Ça m’arrive de parler de longues minutes avec des gens qui, visiblement, me connaissent très bien. Ils me demandent des nouvelles de ma famille, ils parlent comme si on avait une histoire commune, comme si tout était évident. Et moi, je suis là, souriant, poli, à faire semblant de suivre… sans oser poser la question la plus simple du monde: “Pardon, on se connaît d’où?” Parce que je sais à quel point ça peut vexer. Alors je nage. Je réponds vaguement. Je cherche des indices dans la conversation, dans leur manière de parler, dans le contexte. Je fais du décryptage en direct.
Et ce trouble ne s’arrête pas aux “autres”. Même avec mes proches, il peut surgir là où on ne l’attend pas.
J’ai du mal à reconnaître mes propres enfants sur certaines photos. Pas toujours, mais assez pour que ça me secoue. Une photo, un angle, une lumière, une coupe de cheveux, et d’un coup je doute. Je déteste ce doute-là, parce qu’il attaque un endroit intime: le lien. Comme si on devait “vérifier” quelque chose qui, pour la plupart des parents, ne se vérifie jamais.
Et puis il y a les moments franchement gênants.
Un jour, un monsieur avec qui j’avais passé une longue soirée (restaurant, puis fin de soirée) vient plus tard à notre table, alors que je suis avec mon fils. Je sens qu’il me connaît. Je sens qu’il attend une reconnaissance. Moi, je ne sais pas qui c’est. Alors je tente une sortie… et je me plante.

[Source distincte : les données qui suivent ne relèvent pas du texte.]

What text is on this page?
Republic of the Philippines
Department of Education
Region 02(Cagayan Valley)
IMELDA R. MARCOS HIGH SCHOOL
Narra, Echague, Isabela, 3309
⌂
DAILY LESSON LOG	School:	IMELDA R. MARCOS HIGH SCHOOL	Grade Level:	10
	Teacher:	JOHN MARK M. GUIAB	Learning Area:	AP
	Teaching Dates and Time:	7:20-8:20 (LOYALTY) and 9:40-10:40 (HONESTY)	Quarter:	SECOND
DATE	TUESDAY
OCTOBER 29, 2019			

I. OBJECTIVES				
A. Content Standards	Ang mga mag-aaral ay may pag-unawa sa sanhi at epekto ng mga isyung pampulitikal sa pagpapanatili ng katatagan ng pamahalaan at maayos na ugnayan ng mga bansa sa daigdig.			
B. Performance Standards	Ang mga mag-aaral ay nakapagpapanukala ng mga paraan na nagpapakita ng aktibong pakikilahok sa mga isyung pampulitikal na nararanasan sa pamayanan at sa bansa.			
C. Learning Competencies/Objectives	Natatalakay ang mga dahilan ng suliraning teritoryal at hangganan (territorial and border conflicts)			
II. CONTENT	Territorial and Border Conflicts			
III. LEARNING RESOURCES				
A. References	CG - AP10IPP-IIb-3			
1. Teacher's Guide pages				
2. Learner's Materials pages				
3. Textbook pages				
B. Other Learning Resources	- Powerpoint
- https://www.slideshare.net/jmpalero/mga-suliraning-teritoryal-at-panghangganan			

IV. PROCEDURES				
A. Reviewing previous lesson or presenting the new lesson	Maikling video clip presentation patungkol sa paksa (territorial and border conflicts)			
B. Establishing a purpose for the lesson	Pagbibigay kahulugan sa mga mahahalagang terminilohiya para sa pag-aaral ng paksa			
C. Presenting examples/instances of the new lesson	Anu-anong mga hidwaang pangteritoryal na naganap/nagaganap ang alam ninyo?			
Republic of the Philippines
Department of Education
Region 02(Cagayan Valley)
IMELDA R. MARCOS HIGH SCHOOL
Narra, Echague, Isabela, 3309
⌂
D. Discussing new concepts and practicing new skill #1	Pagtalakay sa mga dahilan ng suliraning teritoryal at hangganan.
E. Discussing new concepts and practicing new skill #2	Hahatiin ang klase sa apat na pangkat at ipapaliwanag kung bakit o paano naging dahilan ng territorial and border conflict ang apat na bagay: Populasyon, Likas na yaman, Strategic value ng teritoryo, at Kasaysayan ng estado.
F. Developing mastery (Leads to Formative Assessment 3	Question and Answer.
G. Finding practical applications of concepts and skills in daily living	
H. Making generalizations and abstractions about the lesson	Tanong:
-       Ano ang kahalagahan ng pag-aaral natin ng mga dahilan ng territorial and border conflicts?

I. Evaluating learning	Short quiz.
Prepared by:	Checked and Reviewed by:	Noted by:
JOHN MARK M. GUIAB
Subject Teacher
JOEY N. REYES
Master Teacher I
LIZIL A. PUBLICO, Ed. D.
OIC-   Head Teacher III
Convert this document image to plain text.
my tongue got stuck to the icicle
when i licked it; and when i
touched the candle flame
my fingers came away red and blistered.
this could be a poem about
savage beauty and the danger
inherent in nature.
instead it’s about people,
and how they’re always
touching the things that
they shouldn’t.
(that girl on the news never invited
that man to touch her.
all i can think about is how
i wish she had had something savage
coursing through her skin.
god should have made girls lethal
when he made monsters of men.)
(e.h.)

Je lui demande: “Ah… vous êtes une connaissance de mon fils?”
Silence intérieur. Cringe immédiat. Gênant, oui. Parce que ce n’était pas une connaissance de mon fils. C’était la mienne. Et je venais de le classer au mauvais endroit, devant témoin.
C’est ça, le quotidien: des scènes où tu compenses, tu improvises, tu protèges les émotions des autres… et parfois tu te rates quand même. Pas par manque d’attention. Par manque d’accès à l’information la plus basique: qui est cette personne?